Tuesday, May 22, 2007

Unmerciful Me

Mercy is not one of my spiritual gifts. Unfortunately, this fact doesn't mean that I don't have to practice mercy in my daily life.

Not only is mercy not one of my gifts, neither is driving. Apparently, I'm pretty bad at it. My wife usually still lets me drive when we go places, but she maintains her white knuckled grip on the door handle, just in case she has to bail out quickly. I can even sense, at times, her envying Emma's car seat with its 5-point harness.

Anyway, have you ever noticed that when you drive you operate under the biggest double standard in the history of the world (that may be, perhaps, a tiny exaggeration). Let me explain. When you pull out in front of someone or make a bonehead mistake on the road, what is your reaction? "Oops, my bad," you may say as you wave at the driver you have offended. Then you wonder why they are so angry at you and give you the one finger salute as they pass by. On the other hand, when someone pulls out in front of you, or you see someone make a bonehead mistake that affects you and your getting somewhere on time, what do you do? You honk, scream, beat on your poor steering wheel, etc. You make sure that they know you are unhappy with their driving technique when you pass by them on the right; then you wonder why they merely waved at you and mouthed "My bad!"

Yesterday, I found myself in this type of predicament. Someone was being a bonehead on McCart Ave. while I was trying to get to work. I honked, and got mad. I made sure that the other car knew I wasn't happy. It is very difficult, when someone has wronged you on the road to forgive that person for making a mistake, even though you expect the same forgiveness when you mess up.
The same is true for non-driving offenses. Perhaps someone has hurt you emotionally (or physically for that matter). Perhaps they have let you down in some way, or maybe they broke a promise or made a bonehead mistake. Regardless of how they hurt you, people in your life make mistakes and sometimes, those mistakes affect you in big ways. When we are hurt by people, forgiving them can be difficult.

Jesus tells a story about forgiveness to his disciples.

Matthew 18:23-35

Therefore, the kingdom of heaven is like a king who wanted to settle accounts with his servants. As he began the settlement, a man who owed him 10,000 talents (millions of dollars) was brought to him. Since he was not able to pay, the master ordered that he and his wife and his children and all that he had be sold to repay the debt. The servant fell on his knees before him, "Be patient with me," he begged, "I will pay back everything." The servant's master took pity on him, canceled the debt and let him go. But when that servant went out, he found on of his fellow servants who owed him a hundred denarii (a few dollars). He grabbed him and began to choke him. "Pay back what you owe me!" he demanded. His fellow servant fell to his knees and begged him, "Be patient with me, and I will pay you back." But he refused. Instead, he went off and had the man thrown into prison until he could pay off the debt. When the other servants saw what had happened they were greatly distressed and went and told their master everything that had happened. The master called the servant it. "You wicked servant," he said, "I canceled all that debt of yours because you begged me to. Shouldn't you have had mercy on your fellow servant just as I had on you?" In anger his master turned him over to the jailers to be tortured, until he should pay back all he owed. This is how my heavenly Father will treat each of you unless you forgive your brother from your heart.
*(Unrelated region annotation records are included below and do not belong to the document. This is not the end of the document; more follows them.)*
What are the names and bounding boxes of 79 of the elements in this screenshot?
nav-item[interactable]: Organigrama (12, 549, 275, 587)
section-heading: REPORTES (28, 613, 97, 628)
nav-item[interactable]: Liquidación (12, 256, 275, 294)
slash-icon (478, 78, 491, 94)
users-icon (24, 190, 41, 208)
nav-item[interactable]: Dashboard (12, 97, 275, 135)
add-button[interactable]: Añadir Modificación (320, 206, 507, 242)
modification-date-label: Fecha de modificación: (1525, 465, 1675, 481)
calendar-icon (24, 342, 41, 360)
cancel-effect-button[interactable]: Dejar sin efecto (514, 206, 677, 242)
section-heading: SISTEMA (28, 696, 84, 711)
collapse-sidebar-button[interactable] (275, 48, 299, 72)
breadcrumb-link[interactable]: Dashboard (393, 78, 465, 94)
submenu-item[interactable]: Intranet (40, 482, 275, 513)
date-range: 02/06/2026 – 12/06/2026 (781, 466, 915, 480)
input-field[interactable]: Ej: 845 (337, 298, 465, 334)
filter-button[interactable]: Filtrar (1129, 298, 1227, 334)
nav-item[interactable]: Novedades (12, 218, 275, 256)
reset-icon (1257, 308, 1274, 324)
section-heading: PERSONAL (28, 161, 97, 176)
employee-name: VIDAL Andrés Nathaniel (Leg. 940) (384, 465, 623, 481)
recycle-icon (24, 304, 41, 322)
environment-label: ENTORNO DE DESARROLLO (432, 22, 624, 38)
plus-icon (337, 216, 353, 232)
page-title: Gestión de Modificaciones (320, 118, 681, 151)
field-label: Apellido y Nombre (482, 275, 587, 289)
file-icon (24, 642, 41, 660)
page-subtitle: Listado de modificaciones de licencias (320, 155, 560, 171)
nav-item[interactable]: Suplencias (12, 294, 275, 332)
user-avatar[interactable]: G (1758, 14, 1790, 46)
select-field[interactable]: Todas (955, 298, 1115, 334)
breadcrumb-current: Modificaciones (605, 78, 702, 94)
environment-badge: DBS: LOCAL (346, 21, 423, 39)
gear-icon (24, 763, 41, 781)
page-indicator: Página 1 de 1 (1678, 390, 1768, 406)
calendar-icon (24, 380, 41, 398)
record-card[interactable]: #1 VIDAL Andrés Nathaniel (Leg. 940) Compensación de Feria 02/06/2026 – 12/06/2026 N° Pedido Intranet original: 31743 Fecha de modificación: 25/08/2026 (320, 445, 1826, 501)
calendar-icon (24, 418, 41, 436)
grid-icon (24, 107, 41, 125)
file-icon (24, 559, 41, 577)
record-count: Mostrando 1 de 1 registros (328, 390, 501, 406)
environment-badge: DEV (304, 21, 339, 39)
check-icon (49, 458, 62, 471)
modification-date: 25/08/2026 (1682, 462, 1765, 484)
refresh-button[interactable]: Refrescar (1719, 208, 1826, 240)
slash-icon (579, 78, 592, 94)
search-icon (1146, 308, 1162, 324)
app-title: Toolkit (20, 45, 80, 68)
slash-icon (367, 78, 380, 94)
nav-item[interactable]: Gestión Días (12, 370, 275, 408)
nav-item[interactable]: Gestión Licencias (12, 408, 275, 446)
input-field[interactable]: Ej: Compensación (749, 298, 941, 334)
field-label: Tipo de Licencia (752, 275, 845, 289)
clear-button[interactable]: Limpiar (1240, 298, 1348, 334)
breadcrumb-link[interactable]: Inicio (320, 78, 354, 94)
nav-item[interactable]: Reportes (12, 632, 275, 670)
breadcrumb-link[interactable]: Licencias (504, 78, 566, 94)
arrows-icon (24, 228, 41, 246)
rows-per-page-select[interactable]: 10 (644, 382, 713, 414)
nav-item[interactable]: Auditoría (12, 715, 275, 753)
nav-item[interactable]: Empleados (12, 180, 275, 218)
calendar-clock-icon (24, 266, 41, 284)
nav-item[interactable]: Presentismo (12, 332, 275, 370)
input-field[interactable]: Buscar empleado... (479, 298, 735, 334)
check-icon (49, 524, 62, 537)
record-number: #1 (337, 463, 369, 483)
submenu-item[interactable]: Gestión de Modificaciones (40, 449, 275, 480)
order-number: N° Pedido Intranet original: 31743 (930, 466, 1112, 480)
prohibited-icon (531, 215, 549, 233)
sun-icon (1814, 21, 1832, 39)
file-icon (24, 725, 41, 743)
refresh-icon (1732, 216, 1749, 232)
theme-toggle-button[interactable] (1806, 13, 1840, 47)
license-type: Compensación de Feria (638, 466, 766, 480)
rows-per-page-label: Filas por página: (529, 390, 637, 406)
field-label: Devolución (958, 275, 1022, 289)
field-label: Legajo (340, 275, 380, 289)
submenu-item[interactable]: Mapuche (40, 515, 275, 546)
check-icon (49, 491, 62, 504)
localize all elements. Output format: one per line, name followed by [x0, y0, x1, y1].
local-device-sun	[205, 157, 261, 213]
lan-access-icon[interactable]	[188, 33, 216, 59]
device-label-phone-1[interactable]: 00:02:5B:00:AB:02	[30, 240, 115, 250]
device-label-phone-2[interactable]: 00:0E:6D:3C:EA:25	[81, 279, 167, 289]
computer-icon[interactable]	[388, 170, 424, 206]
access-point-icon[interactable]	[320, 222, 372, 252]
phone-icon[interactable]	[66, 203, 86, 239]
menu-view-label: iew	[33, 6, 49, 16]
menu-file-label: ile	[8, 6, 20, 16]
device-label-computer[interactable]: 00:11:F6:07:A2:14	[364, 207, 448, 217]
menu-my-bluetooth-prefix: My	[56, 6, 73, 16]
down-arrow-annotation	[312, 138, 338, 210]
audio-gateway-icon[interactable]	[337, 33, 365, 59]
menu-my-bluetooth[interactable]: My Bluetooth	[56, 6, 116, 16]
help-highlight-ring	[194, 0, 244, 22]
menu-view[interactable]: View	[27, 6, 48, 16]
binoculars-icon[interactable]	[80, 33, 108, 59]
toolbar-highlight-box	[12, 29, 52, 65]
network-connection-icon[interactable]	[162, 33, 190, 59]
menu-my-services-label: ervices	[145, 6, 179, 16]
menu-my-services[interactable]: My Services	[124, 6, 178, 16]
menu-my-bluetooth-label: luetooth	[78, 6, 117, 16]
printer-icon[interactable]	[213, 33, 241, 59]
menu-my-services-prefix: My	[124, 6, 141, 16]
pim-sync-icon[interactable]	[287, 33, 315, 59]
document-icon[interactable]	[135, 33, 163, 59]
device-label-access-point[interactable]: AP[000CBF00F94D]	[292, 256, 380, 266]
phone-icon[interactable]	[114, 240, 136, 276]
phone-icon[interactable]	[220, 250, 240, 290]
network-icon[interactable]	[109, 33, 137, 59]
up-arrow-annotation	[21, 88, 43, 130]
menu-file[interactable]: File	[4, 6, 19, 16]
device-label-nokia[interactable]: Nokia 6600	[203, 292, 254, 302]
Forgiving others can be tough. Many times people have hurt you so deeply, and caused such gaping wounds in your life that it will take years to recover. Perhaps your parents divorced, your spouse cheated, or your kids lied. Whatever the case, the Bible is clear that the wrongs they committed toward you are not even comparable to the way in which you have wronged God... and we continue to wrong Him every day. Romans 5:8 is actually quite remarkable when you look at it in this light.

But God demonstrated his love for us in this: While we were still sinners, Christ died for us.

Who in your life have you not forgiven. A parent? A husband or wife? A child? A brother or sister? A best friend? A roommate? A coworker? Who's debt do you need to forgive today? The stakes couldn't be higher.

This is how my heavenly Father will treat each of you unless you forgive your brother from your heart.

Begin the process of forgiveness today, and see if the act of cancelling someones debt doesn't actually set you free in the process.